Janna Schaarschmidt und Johanna Wilke streben nach ihrem Betriebswirt zunächst eine leitende Funktion in einem Bestattungsunternehmen an und können sich auch ein gemeinsames Unternehmen vorstellen. Beide Frauen haben ihre Berufung als Bestatter gefunden und vor der Qualifizierung auch in ihrem Beruf gearbeitet. Bei Janna Schaarschmidt weckte ein Schulpraktikum bei einem Bestatter die Leidenschaft für den Beruf. Sie machte Abitur und anschließend eine Ausbildung zur Bestattungsfachkraft, die sie als Landessiegerin ihres Jahrganges in Hamburg abschloss. Ebenso wie ihre Freundin Johanna Wilke, die neben dem Landessieg in Schleswig-Holstein auch noch Bundessiegerin wurde. Johanna Wilke entdeckte während eines Auslandsaufenthaltes in Japan die Themen Abschied, Trauer und Sterben, machte Praktika und gab den Wunsch nach einem Psychologie-Studium zugunsten des Bestatterberufes auf. Beide Frauen erhielten nach ihren Siegen Weiterbildungsstipendien. „Wir möchten mehr qualifizierte Kräfte in der Bestatterbranche etablieren, die erst seit zehn Jahren zur Bestatterfachkraft ausbildet“, sagt Schaarschmidt. Und fügt hinzu: „Man braucht sehr viel Einfühlungsvermögen, Rücksichtnahme und Fürsorge, wenn man trauernde Menschen begleitet.“ Johanna Wilke ergänzt: „Wir sind in dieser schweren Phase als Bestatter für die Angehörigen der Fels in der Brandung. Wir dürfen jedoch deren Trauer nicht übernehmen.“
Für die Teilnehmer der Qualifizierung sind Motivation und eigenständiges Lernen erforderlich, denn die Qualifizierung ist durchaus anspruchsvoll, wie Janna Schaarschmidt und Johanna Wilke bestätigen. „Diese Weiterbildung ergänzt vorhandene fachliche Kenntnisse mit den notwendigen betriebswirtschaftlichen Kompetenzen für eine erfolgreiche und zukunftsorientierte Betriebsführung“, sagt Karolin Biedermann. Die Abbrecherquote in den vergangenen beiden Jahren ist äußerst gering. Von 136 Teilnehmern in acht Lehrgängen hörte lediglich ein Teilnehmer vorzeitig auf.

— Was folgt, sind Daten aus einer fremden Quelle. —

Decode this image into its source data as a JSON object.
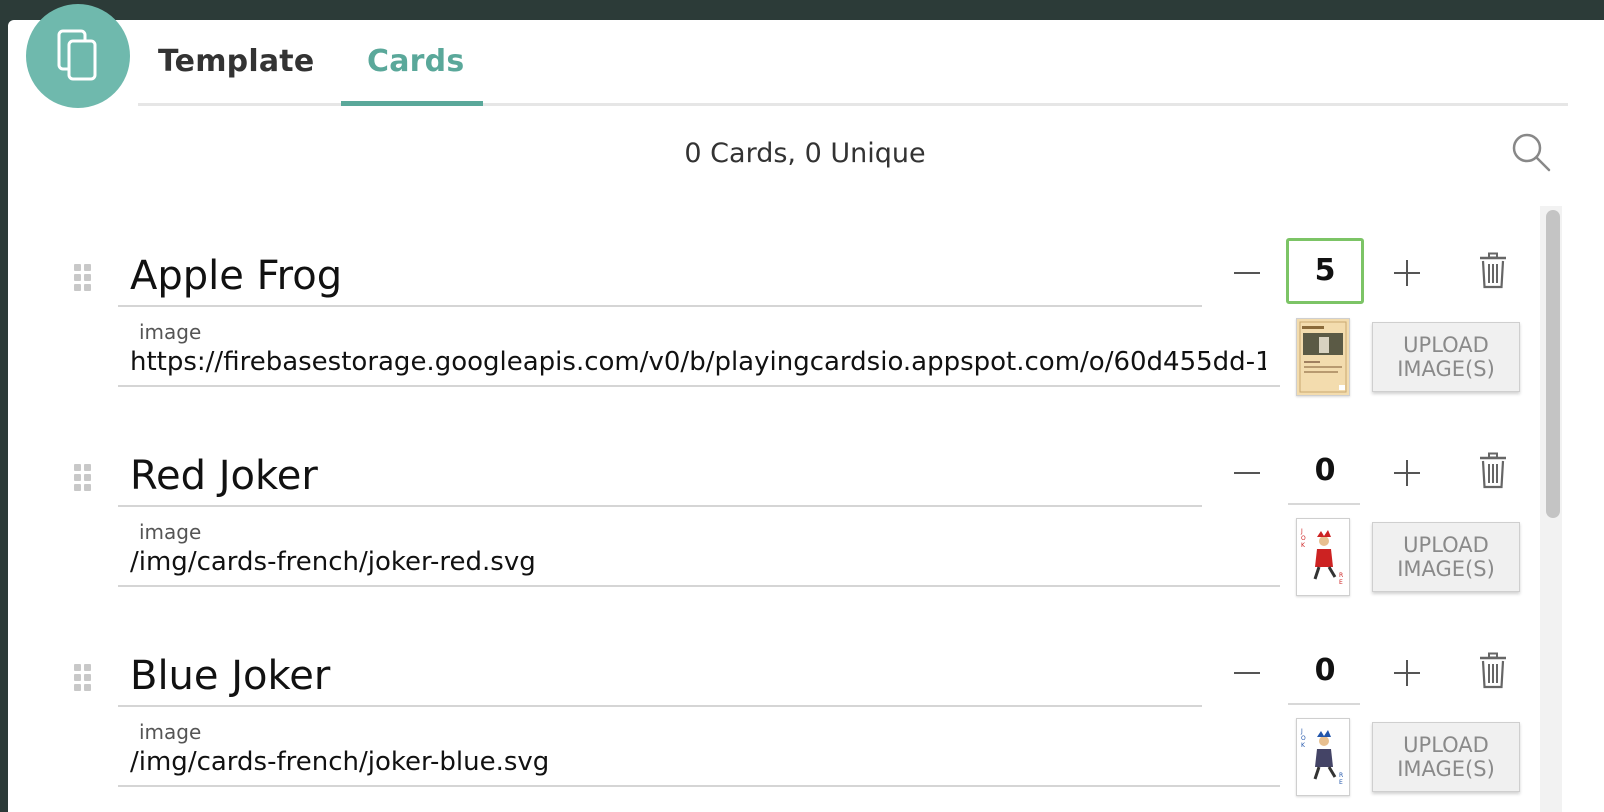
{
  "tabs": {
    "template_label": "Template",
    "cards_label": "Cards"
  },
  "summary": "0 Cards, 0 Unique",
  "colors": {
    "accent": "#5aa89a",
    "icon_circle": "#6fb9ad",
    "focus_ring": "#7cc466"
  },
  "cards": [
    {
      "name": "Apple Frog",
      "count": "5",
      "field_label": "image",
      "image_url": "https://firebasestorage.googleapis.com/v0/b/playingcardsio.appspot.com/o/60d455dd-14a3-",
      "upload_label": "UPLOAD IMAGE(S)"
    },
    {
      "name": "Red Joker",
      "count": "0",
      "field_label": "image",
      "image_url": "/img/cards-french/joker-red.svg",
      "upload_label": "UPLOAD IMAGE(S)"
    },
    {
      "name": "Blue Joker",
      "count": "0",
      "field_label": "image",
      "image_url": "/img/cards-french/joker-blue.svg",
      "upload_label": "UPLOAD IMAGE(S)"
    }
  ],
  "icons": [
    "cards-app-icon",
    "search-icon",
    "drag-handle-icon",
    "minus-icon",
    "plus-icon",
    "trash-icon"
  ]
}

Die erste der drei schriftlichen Prüfungen haben Janna Schaarschmidt und Johanna Wilke bereits geschrieben. In der vierten Prüfung wird es in der Projektarbeit um ein Thema aus ihrem Bestatterberuf gehen. Wenn alles gut klappt, erhalten beide Frauen im April 2015 ihr Zertifikat.